Mineral Wells attorneys and those in Graford, Weatherford, Cool, Millsap, Garner, and other places in Parker and Palo Pinto Counties need to understand how insurance policies work and are interpreted.
There is a Texas Supreme Court opinion issued in 1999, that is worth reading. The case is styled Urrutia v. Decker.
This case required the Court to determine the validity of liability insurance a truck leasing company provided to its customer as part of a rental transaction. Based on representations that $20,000 was all the insurance available, the claimant settled his bodily injury claim for that amount. When he later discovered the nature of the leasing company’s insurance arrangement, he sued the leasing company and its customer, seeking to set aside the previous settlement. The claimant urged that the settlement was obtained by fraud or resulted from the parties’ mutual mistake about the insurance available to pay his claims.
The trial court granted summary judgment for the leasing company and its customer. The court of appeals reversed holding that the rental agreement was not written on a form approved by the Texas Department of Insurance and was not written into the policy,as required by the Texas Insurance Code. This Court disagreed and reversed and rendered.
Old Republic Insurance Company insured Penske Truck Leasing Company under a commercial business auto policy. This policy provided one million dollars of liability protection to Penske.

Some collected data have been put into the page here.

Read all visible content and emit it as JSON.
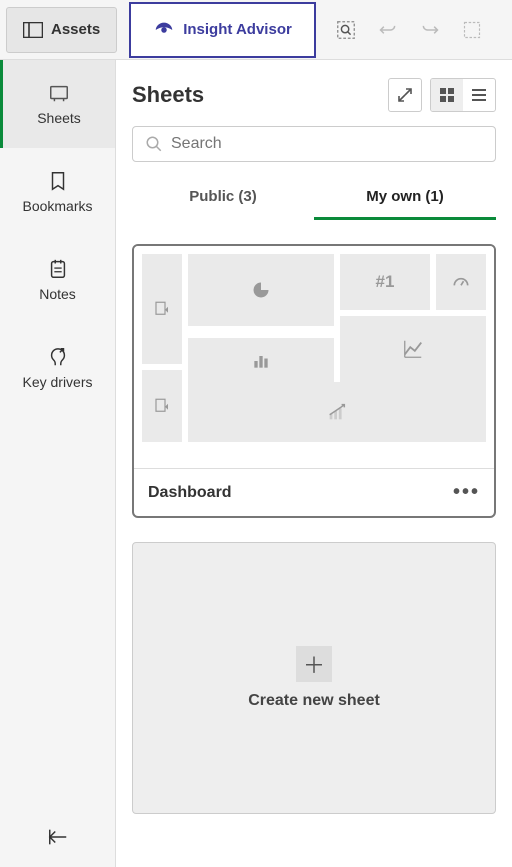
{
  "topbar": {
    "assets_label": "Assets",
    "insight_label": "Insight Advisor"
  },
  "sidebar": {
    "items": [
      {
        "label": "Sheets"
      },
      {
        "label": "Bookmarks"
      },
      {
        "label": "Notes"
      },
      {
        "label": "Key drivers"
      }
    ]
  },
  "content": {
    "title": "Sheets",
    "search_placeholder": "Search",
    "tabs": {
      "public": "Public (3)",
      "my_own": "My own (1)"
    },
    "card": {
      "title": "Dashboard",
      "tile_num": "#1"
    },
    "create_label": "Create new sheet"
  }
}
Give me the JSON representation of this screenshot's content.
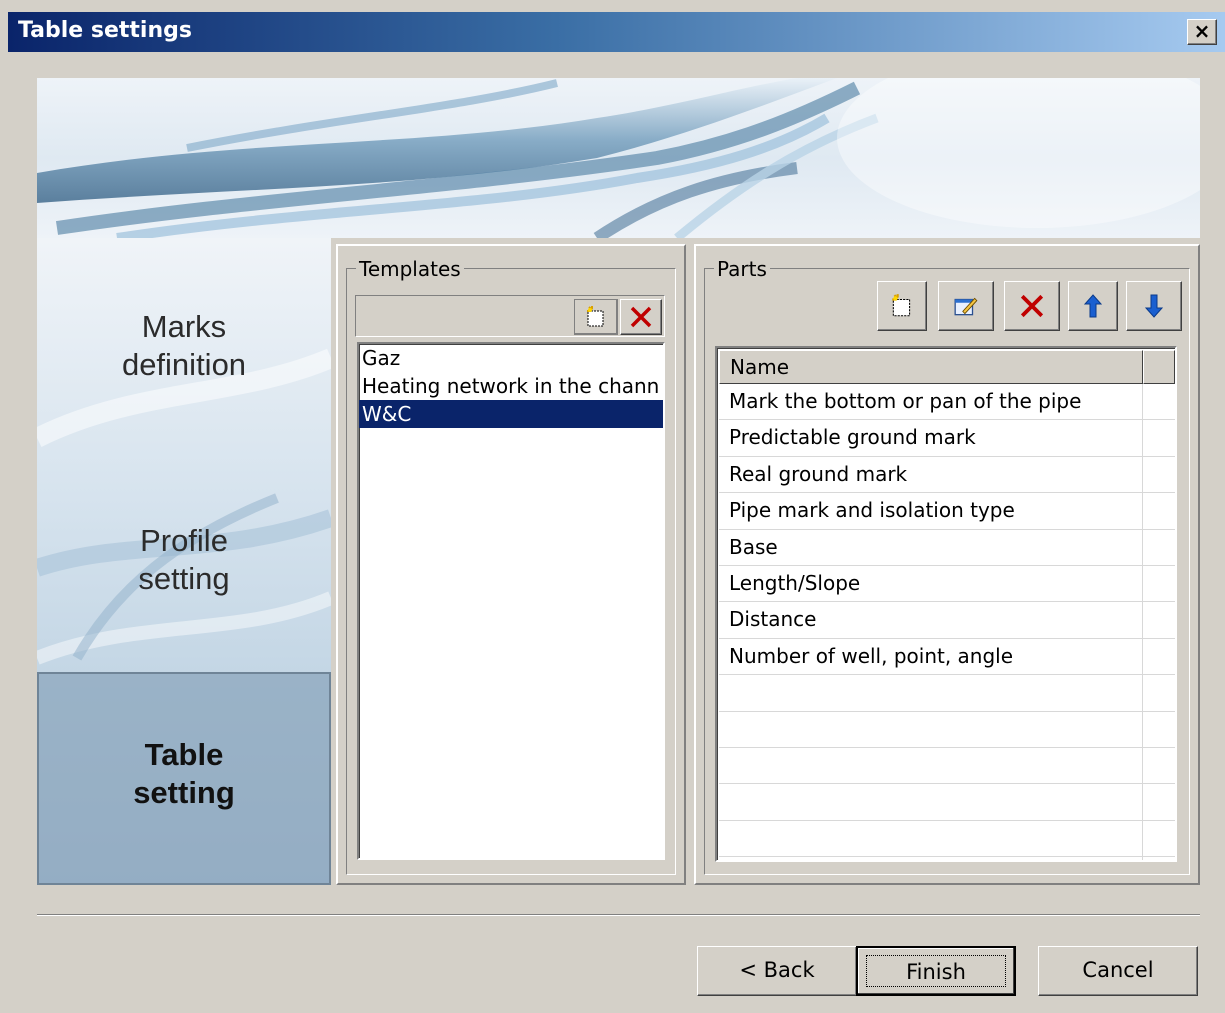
{
  "window": {
    "title": "Table settings",
    "close_label": "×"
  },
  "nav": {
    "items": [
      {
        "label": "Marks\ndefinition",
        "line1": "Marks",
        "line2": "definition",
        "active": false
      },
      {
        "label": "Profile\nsetting",
        "line1": "Profile",
        "line2": "setting",
        "active": false
      },
      {
        "label": "Table\nsetting",
        "line1": "Table",
        "line2": "setting",
        "active": true
      }
    ]
  },
  "templates": {
    "legend": "Templates",
    "items": [
      "Gaz",
      "Heating network in the chann",
      "W&C"
    ],
    "selected_index": 2,
    "toolbar": {
      "new_icon": "new-document-icon",
      "delete_icon": "delete-icon"
    }
  },
  "parts": {
    "legend": "Parts",
    "toolbar": [
      "new-document-icon",
      "edit-icon",
      "delete-icon",
      "arrow-up-icon",
      "arrow-down-icon"
    ],
    "columns": [
      "Name",
      ""
    ],
    "rows": [
      "Mark the bottom or pan of the pipe",
      "Predictable ground mark",
      "Real ground mark",
      "Pipe mark and isolation type",
      "Base",
      "Length/Slope",
      "Distance",
      "Number of well, point, angle",
      "",
      "",
      "",
      "",
      "",
      ""
    ]
  },
  "buttons": {
    "back": "< Back",
    "finish": "Finish",
    "cancel": "Cancel"
  },
  "colors": {
    "titlebar_start": "#0a246a",
    "titlebar_end": "#a6caf0",
    "selection": "#0a246a",
    "delete_red": "#c00000",
    "arrow_blue": "#1a5fd0"
  }
}
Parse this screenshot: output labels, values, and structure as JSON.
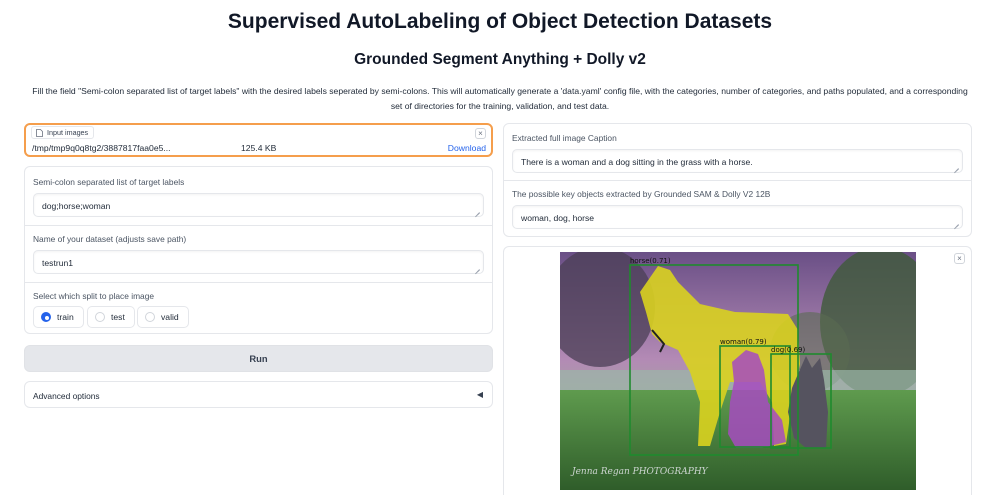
{
  "header": {
    "title": "Supervised AutoLabeling of Object Detection Datasets",
    "subtitle": "Grounded Segment Anything + Dolly v2",
    "description": "Fill the field \"Semi-colon separated list of target labels\" with the desired labels seperated by semi-colons. This will automatically generate a 'data.yaml' config file, with the categories, number of categories, and paths populated, and a corresponding set of directories for the training, validation, and test data."
  },
  "file_input": {
    "label": "Input images",
    "path": "/tmp/tmp9q0q8tg2/3887817faa0e5...",
    "size": "125.4 KB",
    "download": "Download",
    "close": "×"
  },
  "form": {
    "labels_field": {
      "label": "Semi-colon separated list of target labels",
      "value": "dog;horse;woman"
    },
    "dataset_field": {
      "label": "Name of your dataset (adjusts save path)",
      "value": "testrun1"
    },
    "split": {
      "label": "Select which split to place image",
      "options": [
        "train",
        "test",
        "valid"
      ],
      "selected": "train"
    },
    "run_button": "Run",
    "advanced": {
      "label": "Advanced options",
      "arrow": "◀"
    }
  },
  "outputs": {
    "caption": {
      "label": "Extracted full image Caption",
      "value": "There is a woman and a dog sitting in the grass with a horse."
    },
    "objects": {
      "label": "The possible key objects extracted by Grounded SAM & Dolly V2 12B",
      "value": "woman, dog, horse"
    }
  },
  "result_image": {
    "close": "×",
    "detections": [
      {
        "label": "horse(0.71)",
        "color": "#1f8a2e"
      },
      {
        "label": "woman(0.79)",
        "color": "#1f8a2e"
      },
      {
        "label": "dog(0.69)",
        "color": "#1f8a2e"
      }
    ],
    "watermark": "Jenna Regan PHOTOGRAPHY"
  },
  "colors": {
    "accent_orange": "#f59e4c",
    "link_blue": "#2563eb",
    "radio_blue": "#2563eb",
    "button_gray": "#e5e7eb"
  }
}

An endorsement to the Old Republic policy enlarged the policy’s definition of “insured” to include certain customers of Penske as follows:
WHO IS AN INSURED It is agreed Section II. A. 1 of Business Auto Coverage Form CA0001 (12-93) is amended to include the following:
C. Both lessees and rentees of covered autos as insureds, but only to the extent and for the limits of liability agreed to under contractual agreement with the named insured.
This endorsement authorized Penske to add any rental customer as an insured under the Old Republic policy for the liability limits negotiated in a particular rental agreement.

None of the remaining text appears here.